This sign is wrong:
This sign is right:
Both signs are a few hundred meters apart, on southbound 427, just south of the 401.
What’s the difference?
Apart from the colour and the number of street names on each?
Hint: It has to do with the yellow band at the bottom.
The international convention for yellow bands on highway signs is that the options listed on such a sign are the ONLY ones available to you.
Where they are used properly on Ontario highways is when they identify a lane that is about to become an exit ramp.
If you’re in this lane, you’re exiting.
If you don’t want to exit, you shouldn’t be in this lane, and you better move over as quickly as you can safely do so.
And therefore, inherently safe.
That’s what the second (blue) sign indicates. If you’re in this lane, you MUST exit onto Holiday Drive.
But the top (green) sign suggests that if you follow either of the two lanes marked with the black arrows, you MUST exit on one of Holiday Drive, Burnhamthorpe Road or Eva Road.
Again, the yellow band signifies the MUST component.
But that’s not the case at all.
All the top sign means is that you’re entering the collectors lanes. You CAN choose one of the three exits listed, but you don’t HAVE to. You can keep going southbound in the 427 collectors.
Why this matters was pointed out to me vividly some years back, where the westbound Gardiner expands from three (or four) lanes into Express and Collector sets of lanes, just west of Park Lawn Road.
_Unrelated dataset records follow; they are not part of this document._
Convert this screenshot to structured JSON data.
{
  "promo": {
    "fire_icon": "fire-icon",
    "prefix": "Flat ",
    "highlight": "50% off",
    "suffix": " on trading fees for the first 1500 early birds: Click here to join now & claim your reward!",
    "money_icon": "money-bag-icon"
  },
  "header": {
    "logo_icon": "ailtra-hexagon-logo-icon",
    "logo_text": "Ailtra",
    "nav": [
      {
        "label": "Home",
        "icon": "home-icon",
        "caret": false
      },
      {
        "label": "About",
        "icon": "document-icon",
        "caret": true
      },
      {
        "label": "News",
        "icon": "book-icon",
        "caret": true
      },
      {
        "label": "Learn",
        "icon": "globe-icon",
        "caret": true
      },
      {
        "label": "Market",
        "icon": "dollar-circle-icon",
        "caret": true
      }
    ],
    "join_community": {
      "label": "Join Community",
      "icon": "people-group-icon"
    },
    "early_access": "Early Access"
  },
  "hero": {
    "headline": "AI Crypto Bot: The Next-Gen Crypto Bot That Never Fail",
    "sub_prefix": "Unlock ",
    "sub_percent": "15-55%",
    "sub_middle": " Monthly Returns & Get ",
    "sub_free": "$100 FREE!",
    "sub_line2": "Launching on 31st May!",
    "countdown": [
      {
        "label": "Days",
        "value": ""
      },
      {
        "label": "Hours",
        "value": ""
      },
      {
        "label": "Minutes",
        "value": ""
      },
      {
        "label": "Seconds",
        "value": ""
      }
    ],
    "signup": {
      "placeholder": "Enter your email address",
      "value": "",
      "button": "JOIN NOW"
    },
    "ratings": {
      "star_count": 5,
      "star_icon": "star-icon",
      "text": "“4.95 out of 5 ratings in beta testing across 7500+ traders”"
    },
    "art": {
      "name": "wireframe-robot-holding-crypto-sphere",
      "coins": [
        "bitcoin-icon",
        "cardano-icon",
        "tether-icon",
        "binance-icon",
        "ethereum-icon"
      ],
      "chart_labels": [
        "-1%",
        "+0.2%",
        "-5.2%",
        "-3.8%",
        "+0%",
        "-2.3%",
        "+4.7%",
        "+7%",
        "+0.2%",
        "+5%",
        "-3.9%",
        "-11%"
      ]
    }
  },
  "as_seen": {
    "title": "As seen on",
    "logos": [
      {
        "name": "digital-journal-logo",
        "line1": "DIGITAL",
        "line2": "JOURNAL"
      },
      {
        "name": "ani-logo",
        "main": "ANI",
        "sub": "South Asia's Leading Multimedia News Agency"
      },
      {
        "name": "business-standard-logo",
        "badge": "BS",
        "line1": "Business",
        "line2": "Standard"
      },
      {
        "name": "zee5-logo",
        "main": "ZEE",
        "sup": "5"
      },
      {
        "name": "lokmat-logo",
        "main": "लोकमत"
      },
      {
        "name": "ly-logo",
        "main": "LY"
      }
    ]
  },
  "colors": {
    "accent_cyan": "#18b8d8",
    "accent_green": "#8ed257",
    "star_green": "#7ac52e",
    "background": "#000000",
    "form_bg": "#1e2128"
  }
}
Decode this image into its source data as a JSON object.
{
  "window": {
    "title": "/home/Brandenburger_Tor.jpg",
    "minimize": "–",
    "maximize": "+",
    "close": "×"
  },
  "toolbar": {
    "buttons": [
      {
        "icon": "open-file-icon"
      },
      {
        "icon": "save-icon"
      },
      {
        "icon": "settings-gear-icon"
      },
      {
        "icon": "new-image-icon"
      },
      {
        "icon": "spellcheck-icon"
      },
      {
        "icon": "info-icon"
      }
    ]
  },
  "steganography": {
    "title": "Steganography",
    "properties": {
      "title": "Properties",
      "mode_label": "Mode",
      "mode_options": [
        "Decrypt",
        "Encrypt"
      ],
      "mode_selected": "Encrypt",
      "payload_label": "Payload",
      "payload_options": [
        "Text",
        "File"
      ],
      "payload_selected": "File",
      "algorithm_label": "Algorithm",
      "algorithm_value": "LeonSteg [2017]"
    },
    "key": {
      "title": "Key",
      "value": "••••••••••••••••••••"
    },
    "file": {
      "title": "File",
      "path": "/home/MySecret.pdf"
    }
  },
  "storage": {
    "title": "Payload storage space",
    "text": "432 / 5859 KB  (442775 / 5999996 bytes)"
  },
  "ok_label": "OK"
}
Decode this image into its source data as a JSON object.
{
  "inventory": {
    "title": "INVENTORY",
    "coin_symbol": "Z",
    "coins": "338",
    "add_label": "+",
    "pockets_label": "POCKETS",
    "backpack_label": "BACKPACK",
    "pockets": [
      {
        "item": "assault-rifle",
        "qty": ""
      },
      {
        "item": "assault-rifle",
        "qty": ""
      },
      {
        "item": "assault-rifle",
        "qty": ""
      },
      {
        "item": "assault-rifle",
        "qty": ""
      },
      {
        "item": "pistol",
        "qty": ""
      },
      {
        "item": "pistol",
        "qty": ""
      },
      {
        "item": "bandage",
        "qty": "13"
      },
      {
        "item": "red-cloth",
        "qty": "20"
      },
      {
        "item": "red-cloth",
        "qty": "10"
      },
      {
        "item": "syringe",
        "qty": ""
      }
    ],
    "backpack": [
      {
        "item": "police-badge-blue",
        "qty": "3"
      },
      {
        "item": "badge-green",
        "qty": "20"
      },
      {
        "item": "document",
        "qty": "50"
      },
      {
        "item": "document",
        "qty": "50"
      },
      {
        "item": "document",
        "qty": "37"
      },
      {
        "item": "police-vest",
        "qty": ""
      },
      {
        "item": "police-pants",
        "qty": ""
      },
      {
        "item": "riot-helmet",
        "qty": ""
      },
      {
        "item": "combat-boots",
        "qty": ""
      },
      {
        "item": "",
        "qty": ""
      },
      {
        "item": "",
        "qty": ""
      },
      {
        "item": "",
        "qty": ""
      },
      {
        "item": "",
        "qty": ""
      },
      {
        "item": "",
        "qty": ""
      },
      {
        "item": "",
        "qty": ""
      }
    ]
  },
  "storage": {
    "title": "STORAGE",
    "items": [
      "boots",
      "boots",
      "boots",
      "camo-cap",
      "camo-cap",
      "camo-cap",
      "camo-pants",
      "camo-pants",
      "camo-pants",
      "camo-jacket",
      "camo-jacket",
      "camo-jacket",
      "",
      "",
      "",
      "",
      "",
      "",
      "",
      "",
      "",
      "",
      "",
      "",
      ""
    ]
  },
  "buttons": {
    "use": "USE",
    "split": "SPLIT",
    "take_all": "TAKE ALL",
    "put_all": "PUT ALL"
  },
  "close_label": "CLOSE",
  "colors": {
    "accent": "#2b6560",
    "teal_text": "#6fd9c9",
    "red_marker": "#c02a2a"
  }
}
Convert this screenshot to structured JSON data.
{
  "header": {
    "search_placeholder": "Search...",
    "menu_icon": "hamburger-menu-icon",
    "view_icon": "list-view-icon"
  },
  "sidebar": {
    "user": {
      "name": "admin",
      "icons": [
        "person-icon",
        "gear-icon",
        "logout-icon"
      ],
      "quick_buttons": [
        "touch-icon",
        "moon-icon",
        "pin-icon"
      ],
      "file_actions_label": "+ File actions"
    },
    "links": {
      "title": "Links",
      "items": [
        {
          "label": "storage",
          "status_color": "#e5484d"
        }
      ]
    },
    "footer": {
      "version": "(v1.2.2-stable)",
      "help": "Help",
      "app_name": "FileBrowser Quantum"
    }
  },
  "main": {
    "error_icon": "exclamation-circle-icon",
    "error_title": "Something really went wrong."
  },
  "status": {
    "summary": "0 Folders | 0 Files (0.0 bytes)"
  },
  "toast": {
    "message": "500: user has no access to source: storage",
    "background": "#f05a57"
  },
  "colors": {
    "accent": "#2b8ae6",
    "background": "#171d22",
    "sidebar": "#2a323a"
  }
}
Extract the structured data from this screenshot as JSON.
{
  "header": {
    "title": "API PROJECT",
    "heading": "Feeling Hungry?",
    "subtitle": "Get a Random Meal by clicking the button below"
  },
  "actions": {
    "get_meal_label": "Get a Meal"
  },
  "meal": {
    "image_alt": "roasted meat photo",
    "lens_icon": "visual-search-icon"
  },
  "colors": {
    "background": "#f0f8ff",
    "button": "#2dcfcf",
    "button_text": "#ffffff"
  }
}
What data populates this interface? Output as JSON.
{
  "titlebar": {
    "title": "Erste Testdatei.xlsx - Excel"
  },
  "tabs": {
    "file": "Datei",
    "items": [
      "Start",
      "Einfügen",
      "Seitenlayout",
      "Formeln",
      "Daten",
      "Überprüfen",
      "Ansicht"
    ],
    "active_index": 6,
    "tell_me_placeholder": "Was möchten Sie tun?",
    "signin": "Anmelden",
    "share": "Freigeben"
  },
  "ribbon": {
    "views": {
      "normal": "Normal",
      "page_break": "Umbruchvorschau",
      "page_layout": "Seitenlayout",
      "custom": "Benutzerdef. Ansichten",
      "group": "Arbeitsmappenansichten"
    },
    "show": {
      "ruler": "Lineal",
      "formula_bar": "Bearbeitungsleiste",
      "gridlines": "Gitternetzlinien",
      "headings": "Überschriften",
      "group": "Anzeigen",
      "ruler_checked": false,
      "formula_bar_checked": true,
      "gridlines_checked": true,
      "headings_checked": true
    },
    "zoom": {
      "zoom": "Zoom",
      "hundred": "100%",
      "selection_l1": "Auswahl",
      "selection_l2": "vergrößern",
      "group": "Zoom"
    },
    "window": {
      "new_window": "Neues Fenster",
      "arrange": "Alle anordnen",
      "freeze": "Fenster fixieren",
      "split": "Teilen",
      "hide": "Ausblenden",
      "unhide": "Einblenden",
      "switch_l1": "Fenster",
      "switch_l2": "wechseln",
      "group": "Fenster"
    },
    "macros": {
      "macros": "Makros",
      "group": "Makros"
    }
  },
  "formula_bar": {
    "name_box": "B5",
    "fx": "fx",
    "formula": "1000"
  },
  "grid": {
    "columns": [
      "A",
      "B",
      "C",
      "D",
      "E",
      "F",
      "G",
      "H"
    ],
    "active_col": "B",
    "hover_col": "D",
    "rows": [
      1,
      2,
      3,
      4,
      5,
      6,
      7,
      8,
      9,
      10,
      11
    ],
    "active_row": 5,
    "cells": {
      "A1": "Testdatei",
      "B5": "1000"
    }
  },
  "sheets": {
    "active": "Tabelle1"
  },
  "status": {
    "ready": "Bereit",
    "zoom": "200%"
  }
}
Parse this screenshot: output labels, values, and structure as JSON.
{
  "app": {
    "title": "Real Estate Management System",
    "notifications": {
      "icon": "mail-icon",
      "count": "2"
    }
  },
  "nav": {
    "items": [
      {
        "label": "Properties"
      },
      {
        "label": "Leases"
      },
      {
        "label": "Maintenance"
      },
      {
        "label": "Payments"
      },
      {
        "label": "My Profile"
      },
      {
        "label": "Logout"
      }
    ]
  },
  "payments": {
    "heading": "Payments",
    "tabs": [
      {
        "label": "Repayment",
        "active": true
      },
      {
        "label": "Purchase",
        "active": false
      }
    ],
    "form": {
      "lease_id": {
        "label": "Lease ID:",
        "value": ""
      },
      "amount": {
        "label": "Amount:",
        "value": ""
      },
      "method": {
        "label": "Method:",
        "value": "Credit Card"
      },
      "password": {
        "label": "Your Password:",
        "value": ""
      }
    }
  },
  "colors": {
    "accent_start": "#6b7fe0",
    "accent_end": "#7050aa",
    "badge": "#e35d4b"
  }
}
I saw a BIG out-of-province commercial bus approaching this split. All of a sudden, he lunged left, crossing about three lanes of traffic to wrench the rig back into the Express lanes.
He - and the rest of us on the road at the time - were damned lucky there wasn’t a major collision.
I couldn’t read the bus driver’s mind, nor did I chase him down for an interview.
But I think my speculation about what went on is pretty close to the reality - I’m thinking he saw a sign similar to the green one on top here which reads “Islington Avenue / Kipling Avenu", he realised he didn’t want any of those, and because the yellow band implied he HAD to take one of those options, he swerved to avoid getting onto an undesired off-ramp.
(Wasn’t that the plot, such as it was, for 'Bonfire of the Vanities'? Ranks right up there with the worst books and worst movies ever made. But I digress…)
If the sign also included “Thru Collector Lanes" or some such, the yellow band wouldn’t be so misleading.
Now, anyone who has driven the 401 more than two or three times soon figures this out.
But one of the essential points of good engineering and design is that it be instantly intuitive.
Put another way, you shouldn’t have to rely on ‘local knowledge’ to be safe on our roads. We should welcome visitors, not put them through mazes.
Or darn-near cause their busses to mow down a bunch of us.
That’s also why we have standardized signage systems, so people understand what they mean without having to think unduly hard to decipher them.
So, why don’t we follow standards?
I’ve got other beefs about our highway signage too. Stay tuned.
And send me your pet peeves as well.
Oh - the green and blue colours on the above signs? Most of you probably know already that the green signs are for the express lanes, the blue signs for the collectors.
That’s one standard Ontario does seem to maintain.
Oh, another thing - I took those pictures with my car well and truly stopped off the shoulder of the highway.